With summer on the horizon, it's the perfect time to drink pink. Elegant, joyful and wonderfully versatile, rosé is on a roll but be wary of paying too much, or too little writes Jonathan Ray

Six of the best rosés

PATO TORRENTE ROSÉ

PATO TORRENTE ROSÉ

From Chile, a fresh ‘n’ fruity, dry to off-dry Cab/Shiraz rosé that slips down daftly easily.

MIRABEAU LA FOLIE SPARKLING ROSÉ

MIRABEAU LA FOLIE SPARKLING ROSÉ

As uncomplicated and as joyful a pink fizz as you’ll find. Picnic perfect.

SIMPSONS ESTATE RAILWAY HILL ROSÉ

SIMPSONS ESTATE RAILWAY HILL ROSÉ

A glorious still Pinot Noir rosé from Kent, bursting with wild strawberries, herbs and citrus.

CLARENDELLE BORDEAUX ROSÉ

CLARENDELLE BORDEAUX ROSÉ

Class in a glass – creamy, spicy, citrusy and full of gorgeous crushed strawberries.

MAISON SAINT-AIX AIX ROSÉ

MAISON SAINT-AIX AIX ROSÉ

Classic Provençal rosé in party-enhancing magnums. Never leave home without one.

BILLECART-SALMON BRUT ROSÉ NV CHAMPAGNE 

BILLECART-SALMON BRUT ROSÉ NV CHAMPAGNE 

A superb pink champagne with character and style for when that boat needs a good push out.

Great, pale pink dry rosés

Rosé is on a roll and while consumption of wine in general is declining, with many misguided millennials now opting for low- or no-alcohol options, sales of rosé continue to rocket. And why not? There are some absolute crackers out there, with quality higher than ever before, and there’s so much variety too.

Where once it was all crappy bubblegum Blush Zinfandel from California or Ribena-coloured Rosé d’Anjou, there are now great, pale pink dry rosés from almost everywhere that makes wine. Provence may be the indisputable King of the Pinks, but I’ve also recently had very tasty examples from Bordeaux, Rioja, Chile, South Africa, New Zealand, Portugal and even good old Blighty.

As you know, rosé is made by pressing red grapes and leaving the resulting clear juice briefly on the skins, allowing it to pick up delicate pink hues before vinifying. The only major wine region that historically was permitted simply to mix red wine with white and stir it about is Champagne. (Read: The Field’s guide to the ultimate point-to-point picnic.)

Rosé grapes

In Provence, most rosé is made from grapes such as Syrah, Cinsault, Mourvèdre and Grenache, whereas in Bordeaux, say, they use the classic claret grapes of Cabernet Sauvignon and Merlot.

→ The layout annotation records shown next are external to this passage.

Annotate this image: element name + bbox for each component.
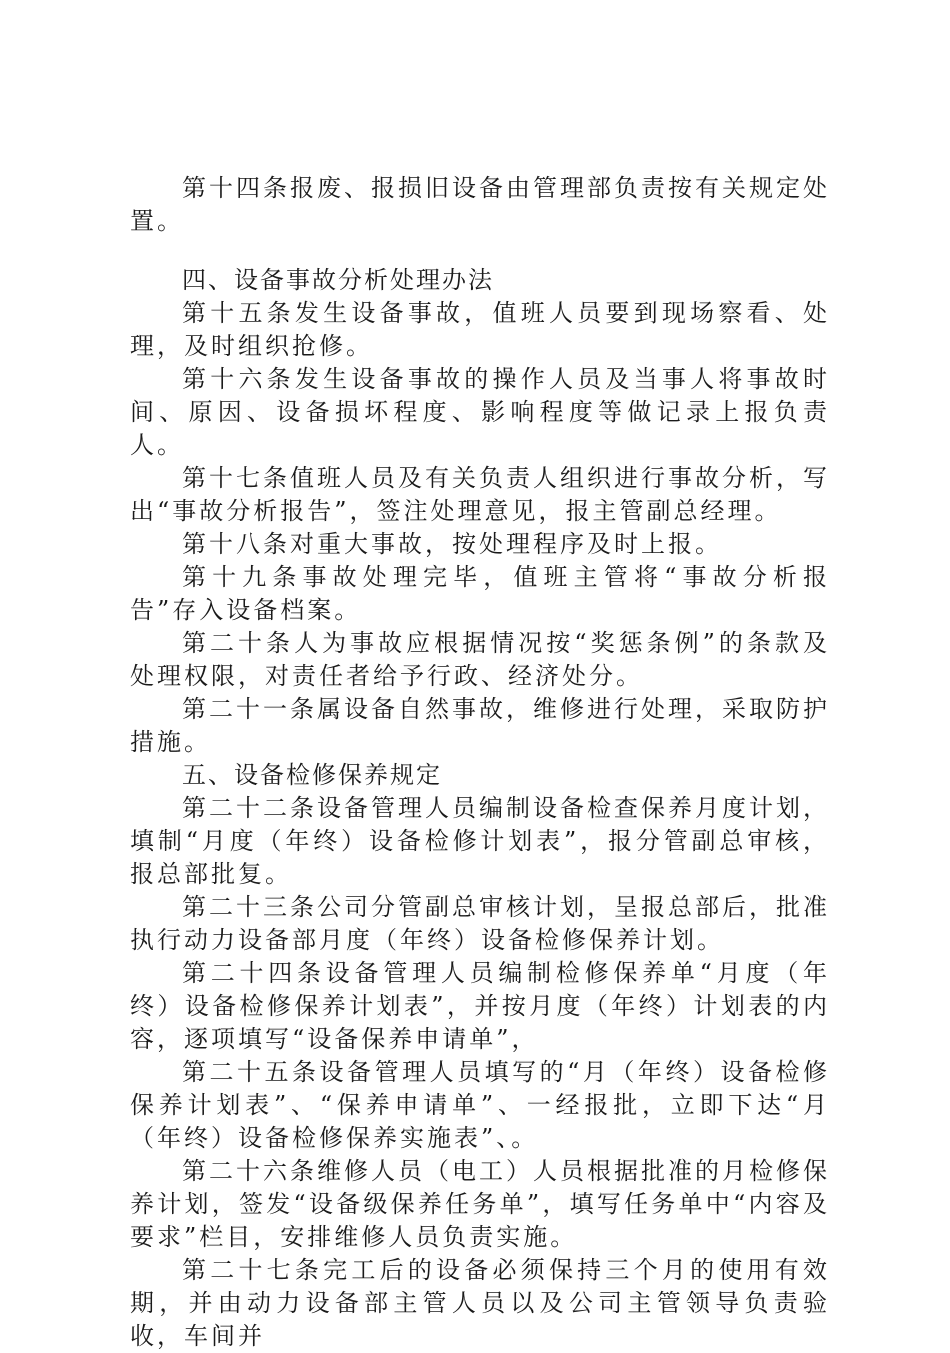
paragraph-article-17: 第十七条值班人员及有关负责人组织进行事故分析，写出“事故分析报告”，签注处理意见，报主管副总经理。 — [130, 464, 830, 525]
paragraph-article-14: 第十四条报废、报损旧设备由管理部负责按有关规定处置。 — [130, 174, 830, 235]
paragraph-article-15: 第十五条发生设备事故，值班人员要到现场察看、处理，及时组织抢修。 — [130, 299, 830, 360]
paragraph-article-24: 第二十四条设备管理人员编制检修保养单“月度（年终）设备检修保养计划表”，并按月度（年终）计划表的内容，逐项填写“设备保养申请单”， — [130, 959, 830, 1053]
document-body — [130, 172, 830, 1353]
paragraph-article-21: 第二十一条属设备自然事故，维修进行处理，采取防护措施。 — [130, 695, 830, 756]
section-heading-5: 五、设备检修保养规定 — [182, 761, 442, 789]
paragraph-article-23: 第二十三条公司分管副总审核计划，呈报总部后，批准执行动力设备部月度（年终）设备检修保养计划。 — [130, 893, 830, 954]
paragraph-article-16: 第十六条发生设备事故的操作人员及当事人将事故时间、原因、设备损坏程度、影响程度等做记录上报负责人。 — [130, 365, 830, 459]
paragraph-article-25: 第二十五条设备管理人员填写的“月（年终）设备检修保养计划表”、“保养申请单”、一经报批，立即下达“月（年终）设备检修保养实施表”、。 — [130, 1058, 830, 1152]
paragraph-article-26: 第二十六条维修人员（电工）人员根据批准的月检修保养计划，签发“设备级保养任务单”，填写任务单中“内容及要求”栏目，安排维修人员负责实施。 — [130, 1157, 830, 1251]
section-heading-4: 四、设备事故分析处理办法 — [182, 266, 494, 294]
paragraph-article-18: 第十八条对重大事故，按处理程序及时上报。 — [182, 530, 722, 558]
paragraph-article-20: 第二十条人为事故应根据情况按“奖惩条例”的条款及处理权限，对责任者给予行政、经济处分。 — [130, 629, 830, 690]
paragraph-article-27: 第二十七条完工后的设备必须保持三个月的使用有效期，并由动力设备部主管人员以及公司主管领导负责验收，车间并 — [130, 1256, 830, 1350]
paragraph-article-19: 第十九条事故处理完毕，值班主管将“事故分析报告”存入设备档案。 — [130, 563, 830, 624]
paragraph-article-22: 第二十二条设备管理人员编制设备检查保养月度计划，填制“月度（年终）设备检修计划表”，报分管副总审核，报总部批复。 — [130, 794, 830, 888]
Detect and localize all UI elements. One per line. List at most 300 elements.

The best rosés today have an elegance and a finesse not seen before. The trouble is that they can also have prices to match and the £100-a-bottle barrier has already long been broken. I hesitate even to whisper this, but certain brands are wickedly overpriced.

Some are worryingly cheap though and I suggest a middle path when it comes to choosing your next rosé, and I’ve reflected this in my Six of the Best. You can do better than bargain basement but no need for a mortgage except, perhaps, with the decadent treat that is pink champagne.

The best rosé examples are wonderfully versatile and allow plenty of room for manoeuvre. Having knocked back a classy rosé you can still go to white. Or back to fizz. Or on to red. Heck, you can even cut straight to the chase and go direct to sweet, port or digestif. If in doubt, ask for the palest rosé on the list and ask for it in magnums. Everything tastes better from a magnum and, if nothing else, it’s a bold statement of intent and you won’t have to worry about what to drink next.